Michigan Department of Civil Rights is a department of the Michigan State Government created in 1965 to support the work of the Michigan Civil Rights Commission of Michigan's Constitution of 1963. The Commission directs the work of the department and has eight members. The executive director is John E. Johnson, Jr.

The Department of Civil Rights investigates and resolves discrimination complaints and works to prevent discrimination through educational programs that promote voluntary compliance with civil rights laws.

==History==
In 1963, Michigan approved a new constitution which included the creation of the Michigan Civil Rights Commission. In 1965, a principal department was formed to support the work of the commission.

In 1991, the Michigan Women's Commission was transferred to the department from the Michigan Department of Management and Budget by the Governor's Executive Order.

By 1998, the department also housed the Indian Affairs Commission, and the Commission on Spanish Speaking Affairs.

In April 2011, Governor Rick Snyder transferred from the Department of Energy, Labor and Economic Growth to the Department the Commission on Disability Concerns, the Division on Deaf and Hard of Hearing, the Asian Pacific American Affairs Commission and Hispanic/Latino Commission. The Hispanic/Latino Commission (formerly known as the Commission on Spanish Speaking Affairs) and the Asian Pacific American Affairs Commission were transferred to the Department of Licensing and Regulatory Affairs (LARA) by Executive Order in 2016.

In February 2013, the department filed complaints with the U.S. Department of Education against 35 Michigan high districts that use "American Indian mascots, names, nicknames, slogans, chants and/or imagery". The Education Department dismissed the case using the previously established 'hostile environment' standard.

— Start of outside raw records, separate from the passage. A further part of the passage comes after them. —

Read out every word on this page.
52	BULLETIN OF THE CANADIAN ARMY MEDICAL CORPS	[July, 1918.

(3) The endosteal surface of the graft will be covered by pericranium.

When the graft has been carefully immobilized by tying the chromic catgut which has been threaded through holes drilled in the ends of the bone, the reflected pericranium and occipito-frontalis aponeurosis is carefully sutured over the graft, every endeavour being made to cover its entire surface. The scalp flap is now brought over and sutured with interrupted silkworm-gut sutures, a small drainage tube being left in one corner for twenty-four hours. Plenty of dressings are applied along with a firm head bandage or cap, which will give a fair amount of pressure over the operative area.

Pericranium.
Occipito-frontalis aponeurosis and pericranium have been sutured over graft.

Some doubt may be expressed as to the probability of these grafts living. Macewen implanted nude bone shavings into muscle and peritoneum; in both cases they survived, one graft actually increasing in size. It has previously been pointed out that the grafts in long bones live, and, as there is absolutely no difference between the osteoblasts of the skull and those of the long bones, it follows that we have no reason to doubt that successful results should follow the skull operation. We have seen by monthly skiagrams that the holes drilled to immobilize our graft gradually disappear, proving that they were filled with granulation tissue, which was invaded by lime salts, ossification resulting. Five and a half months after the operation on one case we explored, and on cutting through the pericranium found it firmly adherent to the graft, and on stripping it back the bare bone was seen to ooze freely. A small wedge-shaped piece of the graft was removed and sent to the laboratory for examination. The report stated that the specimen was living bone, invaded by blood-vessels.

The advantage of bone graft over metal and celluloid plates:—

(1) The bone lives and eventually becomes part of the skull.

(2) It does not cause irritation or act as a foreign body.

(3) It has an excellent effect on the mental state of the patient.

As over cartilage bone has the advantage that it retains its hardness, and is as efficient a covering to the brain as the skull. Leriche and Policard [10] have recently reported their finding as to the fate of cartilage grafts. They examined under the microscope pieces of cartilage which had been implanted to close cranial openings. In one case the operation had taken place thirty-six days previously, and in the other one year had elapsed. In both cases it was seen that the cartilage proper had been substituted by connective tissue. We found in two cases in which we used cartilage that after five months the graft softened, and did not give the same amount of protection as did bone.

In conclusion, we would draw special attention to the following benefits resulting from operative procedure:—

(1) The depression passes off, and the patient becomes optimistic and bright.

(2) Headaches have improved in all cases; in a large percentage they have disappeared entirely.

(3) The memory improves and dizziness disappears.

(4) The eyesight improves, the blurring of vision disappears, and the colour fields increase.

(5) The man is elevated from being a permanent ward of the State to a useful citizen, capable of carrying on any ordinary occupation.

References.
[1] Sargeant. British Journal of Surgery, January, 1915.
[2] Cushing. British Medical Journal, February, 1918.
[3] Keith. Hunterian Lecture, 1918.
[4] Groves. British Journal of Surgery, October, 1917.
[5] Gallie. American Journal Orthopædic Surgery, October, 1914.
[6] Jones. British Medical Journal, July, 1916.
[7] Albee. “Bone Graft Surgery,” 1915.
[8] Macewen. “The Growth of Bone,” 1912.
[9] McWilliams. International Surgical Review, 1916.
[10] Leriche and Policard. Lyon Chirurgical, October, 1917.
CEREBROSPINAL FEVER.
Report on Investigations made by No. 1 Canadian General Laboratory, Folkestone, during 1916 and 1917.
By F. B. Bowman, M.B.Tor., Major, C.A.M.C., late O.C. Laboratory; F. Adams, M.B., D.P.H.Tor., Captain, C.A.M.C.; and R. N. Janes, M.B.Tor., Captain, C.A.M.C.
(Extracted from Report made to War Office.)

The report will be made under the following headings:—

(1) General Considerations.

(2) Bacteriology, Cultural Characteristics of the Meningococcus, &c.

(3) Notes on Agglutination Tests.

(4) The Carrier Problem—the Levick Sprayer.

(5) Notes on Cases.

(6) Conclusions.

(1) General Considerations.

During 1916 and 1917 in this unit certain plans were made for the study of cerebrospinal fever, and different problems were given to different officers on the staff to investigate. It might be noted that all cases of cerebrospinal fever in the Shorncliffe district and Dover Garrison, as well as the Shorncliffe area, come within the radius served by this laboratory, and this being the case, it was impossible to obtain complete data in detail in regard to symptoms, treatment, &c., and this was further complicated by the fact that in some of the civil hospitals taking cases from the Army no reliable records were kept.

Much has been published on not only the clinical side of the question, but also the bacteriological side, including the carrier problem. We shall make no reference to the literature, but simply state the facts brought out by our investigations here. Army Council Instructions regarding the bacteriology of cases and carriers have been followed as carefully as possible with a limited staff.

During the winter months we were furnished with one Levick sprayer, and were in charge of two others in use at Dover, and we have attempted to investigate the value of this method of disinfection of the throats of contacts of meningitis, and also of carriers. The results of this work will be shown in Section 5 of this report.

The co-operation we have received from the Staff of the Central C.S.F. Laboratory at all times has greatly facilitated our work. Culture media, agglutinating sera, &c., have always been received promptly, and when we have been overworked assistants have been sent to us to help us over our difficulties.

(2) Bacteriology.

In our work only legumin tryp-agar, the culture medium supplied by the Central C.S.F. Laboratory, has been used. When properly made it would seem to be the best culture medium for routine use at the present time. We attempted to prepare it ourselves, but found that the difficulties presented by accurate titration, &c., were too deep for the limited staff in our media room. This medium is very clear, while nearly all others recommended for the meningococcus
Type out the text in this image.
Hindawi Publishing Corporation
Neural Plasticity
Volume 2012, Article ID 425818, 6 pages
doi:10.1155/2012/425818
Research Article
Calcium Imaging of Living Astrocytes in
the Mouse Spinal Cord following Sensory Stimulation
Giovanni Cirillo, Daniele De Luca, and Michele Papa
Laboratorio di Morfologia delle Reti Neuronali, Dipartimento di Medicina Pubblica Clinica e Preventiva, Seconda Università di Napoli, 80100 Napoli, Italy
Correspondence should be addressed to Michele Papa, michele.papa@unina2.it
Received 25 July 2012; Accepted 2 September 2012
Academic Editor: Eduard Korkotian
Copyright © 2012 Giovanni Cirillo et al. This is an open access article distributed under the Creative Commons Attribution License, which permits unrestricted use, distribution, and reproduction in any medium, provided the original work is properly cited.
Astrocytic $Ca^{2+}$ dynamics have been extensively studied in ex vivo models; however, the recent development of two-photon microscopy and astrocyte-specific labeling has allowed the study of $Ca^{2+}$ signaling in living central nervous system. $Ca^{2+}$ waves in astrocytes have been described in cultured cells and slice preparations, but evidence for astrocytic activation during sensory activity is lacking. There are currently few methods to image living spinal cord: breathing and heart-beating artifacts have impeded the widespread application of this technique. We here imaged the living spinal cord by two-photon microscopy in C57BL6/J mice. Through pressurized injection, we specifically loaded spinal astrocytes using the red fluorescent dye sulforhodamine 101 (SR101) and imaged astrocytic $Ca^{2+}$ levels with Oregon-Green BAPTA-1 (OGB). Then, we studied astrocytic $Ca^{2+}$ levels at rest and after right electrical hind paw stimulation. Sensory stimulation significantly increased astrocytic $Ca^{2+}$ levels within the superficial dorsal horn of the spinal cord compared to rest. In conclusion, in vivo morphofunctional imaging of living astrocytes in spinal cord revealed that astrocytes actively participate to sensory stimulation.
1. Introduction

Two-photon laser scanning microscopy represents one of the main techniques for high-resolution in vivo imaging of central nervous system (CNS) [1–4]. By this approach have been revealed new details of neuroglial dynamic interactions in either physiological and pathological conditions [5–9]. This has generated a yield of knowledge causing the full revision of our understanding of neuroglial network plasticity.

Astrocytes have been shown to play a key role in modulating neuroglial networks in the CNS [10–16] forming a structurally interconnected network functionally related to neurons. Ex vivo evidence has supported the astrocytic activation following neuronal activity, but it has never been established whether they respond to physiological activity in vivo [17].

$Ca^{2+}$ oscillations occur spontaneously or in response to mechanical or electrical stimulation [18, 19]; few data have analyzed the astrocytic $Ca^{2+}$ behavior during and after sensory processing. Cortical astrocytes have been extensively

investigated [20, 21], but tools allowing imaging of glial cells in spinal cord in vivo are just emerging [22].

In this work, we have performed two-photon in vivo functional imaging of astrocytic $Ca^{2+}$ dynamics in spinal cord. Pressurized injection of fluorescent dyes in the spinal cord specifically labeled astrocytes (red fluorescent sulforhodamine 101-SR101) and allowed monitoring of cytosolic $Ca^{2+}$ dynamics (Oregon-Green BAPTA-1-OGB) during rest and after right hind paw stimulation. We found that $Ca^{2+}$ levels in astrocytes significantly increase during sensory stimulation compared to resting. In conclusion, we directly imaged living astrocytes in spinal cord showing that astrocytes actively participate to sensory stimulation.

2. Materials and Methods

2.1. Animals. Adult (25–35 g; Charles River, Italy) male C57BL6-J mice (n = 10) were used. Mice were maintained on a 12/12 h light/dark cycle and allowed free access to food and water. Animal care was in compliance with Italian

Over the years, MDCR has produced a number of issue papers and policy documents. Beginning in 2006 through 2017, a series of reports on migrant and seasonal farmworkers were completed. In January 2013, the department issued the Report on LGBT Inclusion Under Michigan Law for the commission to review.

In 2014, the department blocked the Twitter account then being used by Barack Obama from following its own Twitter account.

The same year, an "uproar" occurred after the civil rights commission, which oversees the department, unanimously voted to pay a $24,740 bonus to department executive director Agustin Arbulu in a secret meeting that violated Michigan's open meetings law. The commission ultimately agreed to "redo the bonus vote" in open session. Arbulu rejected the bonus.

In 2018 Ira Combs, whom Michigan Radio characterized as "one of the most prominent and active anti-LGBT activists" in Michigan was appointed to the civil rights commission. The appointment was met with bipartisan concern.

In November 2020, the Michigan Women's Commission was transferred to the Michigan Department of Labor and Economic Opportunity.